Pero cuando el objetivo de aprobar no es alcanzado, me sorprende cada vez más la actitud de, cada vez más padres que, no sólo queriendo ver los exámenes ( a lo que tienen derecho absoluto) llegan a rogar, e incluso exigir, el aprobado de sus hijos.

A pesar de explicaciones dadas por el profesor ,de la aplicación de los criterios de evaluación y calificación aprobadas en la programación, las revisiones de exámenes hechas por los demás profesores del departamento ( cuya última palabra debemos de aceptar), etc…, algunos padres, no satisfechos , empiezan a cuestionar y desautorizar al profesorado ( incluso, llegándose a perder las formas) , todo ello ante la mirada de sus hijos que son testigos inmutables de este penoso espectáculo.

Y lo que yo me pregunto es , qué mensaje recibe el alumno de todo esto: que se puede no trabajar durante el curso, que ya vendrá Septiembre; que aún suspendiendo en Septiembre, los padres exigirán el aprobado; que el alumno no asumirá la responsabilidad de sus actos pues para eso ya están sus padres;…

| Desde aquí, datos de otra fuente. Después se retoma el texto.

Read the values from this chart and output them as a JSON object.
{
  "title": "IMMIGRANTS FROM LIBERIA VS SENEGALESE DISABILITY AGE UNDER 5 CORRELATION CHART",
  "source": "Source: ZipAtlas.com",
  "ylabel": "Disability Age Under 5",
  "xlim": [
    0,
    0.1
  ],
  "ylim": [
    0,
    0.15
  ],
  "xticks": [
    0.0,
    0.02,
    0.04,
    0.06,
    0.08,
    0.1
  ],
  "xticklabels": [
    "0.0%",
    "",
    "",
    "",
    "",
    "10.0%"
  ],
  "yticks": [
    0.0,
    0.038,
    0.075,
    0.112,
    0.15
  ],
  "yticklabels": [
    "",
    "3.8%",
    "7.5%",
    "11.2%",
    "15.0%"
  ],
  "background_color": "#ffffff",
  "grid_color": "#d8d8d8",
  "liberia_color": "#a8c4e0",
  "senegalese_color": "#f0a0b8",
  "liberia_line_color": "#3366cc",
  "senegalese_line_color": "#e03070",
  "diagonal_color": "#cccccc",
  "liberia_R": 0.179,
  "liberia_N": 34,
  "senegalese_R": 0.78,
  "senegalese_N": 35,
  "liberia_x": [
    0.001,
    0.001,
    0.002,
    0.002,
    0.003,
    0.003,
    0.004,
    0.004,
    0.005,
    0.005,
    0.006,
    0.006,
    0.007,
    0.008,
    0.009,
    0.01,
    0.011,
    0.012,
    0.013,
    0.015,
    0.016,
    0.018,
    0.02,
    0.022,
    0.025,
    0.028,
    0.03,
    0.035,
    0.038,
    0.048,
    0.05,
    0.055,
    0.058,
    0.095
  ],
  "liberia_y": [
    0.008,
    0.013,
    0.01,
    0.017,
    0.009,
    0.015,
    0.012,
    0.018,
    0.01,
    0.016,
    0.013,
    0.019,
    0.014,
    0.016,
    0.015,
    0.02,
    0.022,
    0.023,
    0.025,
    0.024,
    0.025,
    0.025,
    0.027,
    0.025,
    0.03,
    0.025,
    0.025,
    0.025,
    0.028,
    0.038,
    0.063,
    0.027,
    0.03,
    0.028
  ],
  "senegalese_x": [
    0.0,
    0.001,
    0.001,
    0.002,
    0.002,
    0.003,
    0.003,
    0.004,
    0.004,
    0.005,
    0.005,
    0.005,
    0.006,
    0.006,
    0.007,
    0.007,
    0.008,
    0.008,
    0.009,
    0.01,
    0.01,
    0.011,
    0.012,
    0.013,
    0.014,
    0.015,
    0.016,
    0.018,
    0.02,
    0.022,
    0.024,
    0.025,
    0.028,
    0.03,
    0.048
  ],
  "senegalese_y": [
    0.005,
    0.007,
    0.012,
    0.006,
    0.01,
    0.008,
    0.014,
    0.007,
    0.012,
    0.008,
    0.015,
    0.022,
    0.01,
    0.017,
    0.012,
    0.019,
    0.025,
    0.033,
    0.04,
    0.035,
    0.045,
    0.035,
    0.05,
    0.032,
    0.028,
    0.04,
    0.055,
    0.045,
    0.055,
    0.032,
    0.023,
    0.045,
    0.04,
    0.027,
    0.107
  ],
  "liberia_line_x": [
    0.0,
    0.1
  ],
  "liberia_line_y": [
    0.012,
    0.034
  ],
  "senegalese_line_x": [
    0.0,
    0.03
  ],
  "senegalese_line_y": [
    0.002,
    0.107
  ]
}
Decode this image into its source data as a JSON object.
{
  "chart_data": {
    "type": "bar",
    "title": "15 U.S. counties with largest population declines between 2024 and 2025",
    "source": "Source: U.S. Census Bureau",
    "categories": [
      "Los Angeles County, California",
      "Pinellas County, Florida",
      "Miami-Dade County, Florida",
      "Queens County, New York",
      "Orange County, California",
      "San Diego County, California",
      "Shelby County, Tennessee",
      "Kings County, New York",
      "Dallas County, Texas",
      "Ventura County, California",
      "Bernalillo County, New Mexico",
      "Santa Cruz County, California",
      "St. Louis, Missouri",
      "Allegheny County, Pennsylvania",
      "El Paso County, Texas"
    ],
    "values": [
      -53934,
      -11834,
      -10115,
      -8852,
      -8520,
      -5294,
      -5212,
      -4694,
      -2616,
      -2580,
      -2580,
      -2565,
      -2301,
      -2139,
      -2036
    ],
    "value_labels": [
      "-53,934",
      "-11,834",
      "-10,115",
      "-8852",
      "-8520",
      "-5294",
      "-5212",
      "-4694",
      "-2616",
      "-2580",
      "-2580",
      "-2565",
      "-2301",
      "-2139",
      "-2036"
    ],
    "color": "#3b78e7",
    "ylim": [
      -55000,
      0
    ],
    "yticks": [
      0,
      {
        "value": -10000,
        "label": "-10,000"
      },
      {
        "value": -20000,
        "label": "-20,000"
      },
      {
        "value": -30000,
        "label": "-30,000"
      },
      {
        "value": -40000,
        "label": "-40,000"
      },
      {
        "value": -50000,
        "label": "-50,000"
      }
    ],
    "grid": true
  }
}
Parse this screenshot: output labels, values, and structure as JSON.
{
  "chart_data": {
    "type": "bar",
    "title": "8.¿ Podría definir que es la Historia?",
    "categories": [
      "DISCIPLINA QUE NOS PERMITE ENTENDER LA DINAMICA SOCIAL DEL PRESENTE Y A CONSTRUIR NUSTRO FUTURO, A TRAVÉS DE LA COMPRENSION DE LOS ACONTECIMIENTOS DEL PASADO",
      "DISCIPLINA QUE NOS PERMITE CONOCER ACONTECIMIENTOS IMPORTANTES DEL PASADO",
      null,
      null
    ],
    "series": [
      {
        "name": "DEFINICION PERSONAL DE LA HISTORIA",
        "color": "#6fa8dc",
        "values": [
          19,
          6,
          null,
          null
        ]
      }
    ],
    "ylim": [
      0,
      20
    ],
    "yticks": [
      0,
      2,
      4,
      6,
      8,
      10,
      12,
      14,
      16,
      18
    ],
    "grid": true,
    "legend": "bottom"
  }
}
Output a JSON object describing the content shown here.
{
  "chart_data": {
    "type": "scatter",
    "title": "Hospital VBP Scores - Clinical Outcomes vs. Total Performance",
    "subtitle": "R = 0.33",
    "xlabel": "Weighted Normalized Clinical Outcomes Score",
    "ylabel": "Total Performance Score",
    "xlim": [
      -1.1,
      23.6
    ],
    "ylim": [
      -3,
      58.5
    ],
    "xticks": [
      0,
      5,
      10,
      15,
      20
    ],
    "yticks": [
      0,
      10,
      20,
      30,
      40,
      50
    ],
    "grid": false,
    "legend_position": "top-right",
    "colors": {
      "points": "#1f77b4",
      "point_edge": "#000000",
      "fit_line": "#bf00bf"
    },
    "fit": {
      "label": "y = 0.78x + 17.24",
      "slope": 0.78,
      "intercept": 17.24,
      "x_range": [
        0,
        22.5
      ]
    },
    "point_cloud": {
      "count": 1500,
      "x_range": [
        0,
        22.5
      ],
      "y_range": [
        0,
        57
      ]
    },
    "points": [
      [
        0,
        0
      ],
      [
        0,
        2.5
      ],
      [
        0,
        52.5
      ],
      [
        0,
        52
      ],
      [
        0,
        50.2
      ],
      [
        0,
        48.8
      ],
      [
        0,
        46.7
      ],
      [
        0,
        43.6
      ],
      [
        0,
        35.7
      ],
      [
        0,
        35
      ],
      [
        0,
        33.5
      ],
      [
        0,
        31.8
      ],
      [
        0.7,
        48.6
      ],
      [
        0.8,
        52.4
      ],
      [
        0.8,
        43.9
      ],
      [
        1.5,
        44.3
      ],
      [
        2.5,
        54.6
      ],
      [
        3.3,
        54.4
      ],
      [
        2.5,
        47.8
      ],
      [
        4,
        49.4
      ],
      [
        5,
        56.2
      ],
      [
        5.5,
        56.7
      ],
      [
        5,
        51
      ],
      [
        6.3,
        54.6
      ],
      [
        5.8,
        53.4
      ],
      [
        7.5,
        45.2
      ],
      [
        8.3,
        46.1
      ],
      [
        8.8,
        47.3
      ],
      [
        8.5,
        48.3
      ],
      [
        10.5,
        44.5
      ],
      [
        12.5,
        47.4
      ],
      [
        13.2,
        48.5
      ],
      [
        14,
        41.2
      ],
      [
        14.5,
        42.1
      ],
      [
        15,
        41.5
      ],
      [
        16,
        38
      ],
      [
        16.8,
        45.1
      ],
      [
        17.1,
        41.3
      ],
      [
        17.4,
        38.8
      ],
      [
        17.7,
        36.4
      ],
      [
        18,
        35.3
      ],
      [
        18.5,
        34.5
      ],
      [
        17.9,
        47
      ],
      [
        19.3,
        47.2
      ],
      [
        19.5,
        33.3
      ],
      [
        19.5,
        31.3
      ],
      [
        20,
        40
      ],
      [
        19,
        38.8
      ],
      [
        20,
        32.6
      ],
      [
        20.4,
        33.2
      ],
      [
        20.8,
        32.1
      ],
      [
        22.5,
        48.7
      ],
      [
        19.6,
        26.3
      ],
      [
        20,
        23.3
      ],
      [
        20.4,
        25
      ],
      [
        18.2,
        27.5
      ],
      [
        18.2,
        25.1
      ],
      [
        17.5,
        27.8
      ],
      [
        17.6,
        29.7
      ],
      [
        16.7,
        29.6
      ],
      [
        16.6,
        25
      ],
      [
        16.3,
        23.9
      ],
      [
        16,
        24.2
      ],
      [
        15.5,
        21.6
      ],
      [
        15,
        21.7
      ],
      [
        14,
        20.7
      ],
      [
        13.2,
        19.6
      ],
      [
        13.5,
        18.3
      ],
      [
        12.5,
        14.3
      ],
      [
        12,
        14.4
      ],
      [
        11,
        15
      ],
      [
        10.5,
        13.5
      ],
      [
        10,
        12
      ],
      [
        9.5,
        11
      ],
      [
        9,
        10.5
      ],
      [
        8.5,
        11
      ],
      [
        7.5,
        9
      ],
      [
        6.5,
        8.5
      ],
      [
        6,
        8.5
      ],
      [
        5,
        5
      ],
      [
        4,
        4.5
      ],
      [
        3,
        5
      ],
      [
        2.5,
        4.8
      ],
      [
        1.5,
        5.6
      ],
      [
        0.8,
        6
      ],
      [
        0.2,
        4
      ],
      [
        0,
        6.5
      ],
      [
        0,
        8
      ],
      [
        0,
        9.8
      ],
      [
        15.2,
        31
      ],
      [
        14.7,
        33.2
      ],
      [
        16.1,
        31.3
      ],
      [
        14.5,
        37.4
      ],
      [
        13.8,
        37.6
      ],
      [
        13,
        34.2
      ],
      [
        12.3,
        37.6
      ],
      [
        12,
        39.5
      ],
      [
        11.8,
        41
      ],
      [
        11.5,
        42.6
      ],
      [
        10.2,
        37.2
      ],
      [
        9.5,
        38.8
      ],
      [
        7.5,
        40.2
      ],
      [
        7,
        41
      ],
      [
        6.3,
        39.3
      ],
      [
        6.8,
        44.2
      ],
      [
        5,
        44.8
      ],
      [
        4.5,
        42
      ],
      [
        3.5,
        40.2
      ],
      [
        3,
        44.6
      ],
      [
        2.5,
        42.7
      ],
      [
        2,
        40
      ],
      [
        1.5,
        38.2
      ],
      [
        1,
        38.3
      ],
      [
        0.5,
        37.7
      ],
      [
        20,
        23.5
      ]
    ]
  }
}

Y aún voy más allá: ¿irán estos padres a la Universidad también a ver los exámenes de sus hijos?, ¿ y a las entrevistas de trabajo de sus hijos?

Todo esto me lleva a entender el porqué nuestros alumnos son cada vez más inmaduros, pues creo que con actuaciones como éstas, no sólo impedimos que empiecen a afrontar las consecuencias de sus actos sino que además seguimos aumentando su umbral de intolerancia hacia el fracaso.

Pilar Gutiérrez (profesora y madre de alumno que, por cierto, repite curso).